Woohoo! I had finally “purified” my data. But, does responsibility end with cleaning the data alone?
Preparing for the future
“Clean the data once, you are a good person. Ensure it never gets messy in the future, you are a hero.”
The shelter obviously benefited from the analysis I provided them after my data cleaning operations. However, it was important to communicate to the shelter the issues its existing data cleaning practices had. Doing so will help the stakeholders look towards the future and be prepared to surf on the waves of data-driven decision making!

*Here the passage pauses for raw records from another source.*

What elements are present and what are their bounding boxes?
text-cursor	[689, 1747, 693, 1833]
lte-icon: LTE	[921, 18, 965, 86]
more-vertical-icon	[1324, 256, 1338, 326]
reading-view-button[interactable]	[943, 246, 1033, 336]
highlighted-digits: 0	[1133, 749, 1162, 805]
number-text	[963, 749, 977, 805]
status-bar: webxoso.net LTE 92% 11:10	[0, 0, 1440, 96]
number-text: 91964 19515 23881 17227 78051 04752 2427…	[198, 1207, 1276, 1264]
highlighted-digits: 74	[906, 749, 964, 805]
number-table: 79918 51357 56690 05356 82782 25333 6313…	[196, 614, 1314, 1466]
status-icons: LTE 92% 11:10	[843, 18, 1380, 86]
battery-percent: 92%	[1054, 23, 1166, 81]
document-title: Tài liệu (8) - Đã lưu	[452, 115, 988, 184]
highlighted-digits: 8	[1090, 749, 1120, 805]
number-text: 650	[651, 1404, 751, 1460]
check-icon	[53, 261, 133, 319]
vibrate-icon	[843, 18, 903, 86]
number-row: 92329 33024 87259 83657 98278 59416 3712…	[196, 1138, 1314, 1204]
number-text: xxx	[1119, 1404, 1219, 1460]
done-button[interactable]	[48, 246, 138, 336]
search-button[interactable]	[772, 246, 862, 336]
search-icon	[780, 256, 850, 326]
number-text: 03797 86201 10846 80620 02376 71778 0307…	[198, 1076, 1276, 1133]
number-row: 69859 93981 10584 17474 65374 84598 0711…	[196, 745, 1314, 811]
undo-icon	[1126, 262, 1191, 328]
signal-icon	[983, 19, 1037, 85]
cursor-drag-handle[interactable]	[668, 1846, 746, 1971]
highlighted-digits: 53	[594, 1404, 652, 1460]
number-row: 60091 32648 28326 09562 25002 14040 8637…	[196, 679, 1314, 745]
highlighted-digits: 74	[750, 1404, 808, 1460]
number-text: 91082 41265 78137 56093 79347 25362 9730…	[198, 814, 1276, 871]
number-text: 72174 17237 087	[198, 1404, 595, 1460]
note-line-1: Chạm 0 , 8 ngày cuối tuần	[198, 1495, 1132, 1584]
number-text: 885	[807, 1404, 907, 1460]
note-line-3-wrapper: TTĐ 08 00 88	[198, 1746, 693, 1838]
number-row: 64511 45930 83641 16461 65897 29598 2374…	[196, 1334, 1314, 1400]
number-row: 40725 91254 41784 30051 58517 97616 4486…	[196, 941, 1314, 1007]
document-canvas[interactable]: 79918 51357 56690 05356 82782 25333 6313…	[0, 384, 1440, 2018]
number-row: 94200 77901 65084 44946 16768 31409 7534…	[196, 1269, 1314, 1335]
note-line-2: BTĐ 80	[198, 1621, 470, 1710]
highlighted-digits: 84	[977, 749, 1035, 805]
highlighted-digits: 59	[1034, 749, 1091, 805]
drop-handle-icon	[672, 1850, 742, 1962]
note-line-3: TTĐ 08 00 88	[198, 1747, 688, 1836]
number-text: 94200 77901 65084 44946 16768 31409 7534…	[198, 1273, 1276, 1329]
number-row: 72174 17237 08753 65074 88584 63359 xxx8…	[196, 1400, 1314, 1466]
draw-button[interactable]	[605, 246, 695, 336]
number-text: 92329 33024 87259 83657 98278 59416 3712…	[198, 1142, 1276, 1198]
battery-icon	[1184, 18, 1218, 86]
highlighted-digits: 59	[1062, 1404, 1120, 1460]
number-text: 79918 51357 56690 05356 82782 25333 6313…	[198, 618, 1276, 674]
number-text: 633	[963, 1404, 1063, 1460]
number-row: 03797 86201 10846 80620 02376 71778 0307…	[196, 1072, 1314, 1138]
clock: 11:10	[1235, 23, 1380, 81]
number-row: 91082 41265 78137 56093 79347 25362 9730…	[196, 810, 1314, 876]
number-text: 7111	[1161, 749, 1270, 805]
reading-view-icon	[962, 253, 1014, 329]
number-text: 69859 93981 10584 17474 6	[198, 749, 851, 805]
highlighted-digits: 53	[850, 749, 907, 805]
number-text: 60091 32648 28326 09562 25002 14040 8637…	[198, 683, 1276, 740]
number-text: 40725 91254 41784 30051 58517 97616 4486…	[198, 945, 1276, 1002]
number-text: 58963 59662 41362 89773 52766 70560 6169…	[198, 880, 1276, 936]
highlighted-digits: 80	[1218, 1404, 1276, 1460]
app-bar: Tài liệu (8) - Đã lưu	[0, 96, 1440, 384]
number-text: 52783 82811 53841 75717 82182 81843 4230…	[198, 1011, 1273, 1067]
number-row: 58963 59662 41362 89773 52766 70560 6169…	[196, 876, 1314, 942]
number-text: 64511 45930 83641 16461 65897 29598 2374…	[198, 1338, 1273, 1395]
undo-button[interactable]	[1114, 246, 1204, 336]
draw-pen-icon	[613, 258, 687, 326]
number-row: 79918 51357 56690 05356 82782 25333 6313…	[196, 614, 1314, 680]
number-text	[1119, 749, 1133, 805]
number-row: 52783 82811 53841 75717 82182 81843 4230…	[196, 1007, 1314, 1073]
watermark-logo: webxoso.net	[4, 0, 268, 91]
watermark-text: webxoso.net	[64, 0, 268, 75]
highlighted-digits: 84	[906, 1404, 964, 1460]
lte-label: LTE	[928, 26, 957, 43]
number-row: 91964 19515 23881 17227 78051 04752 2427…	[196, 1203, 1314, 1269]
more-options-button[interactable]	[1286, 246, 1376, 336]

When I decided to communicate these data issues to the team, 3 tips I got from some of my insightful conversations with my father were
- Speak the truth
- Don’t act as a “know it all” as you have no idea how difficult data collection can be
- Be a part of the solution, don’t just describe the problems and leave
It ended up with me submitting a separate report with the help of my coordinator at the shelter about how the shelter could use its data more effectively to make decisions, with a detailed focus on how to solve some of their data collection and quality challenges.
In all fairness, none of this would have been possible if not for the shelter’s team being extremely accommodating and result-driven.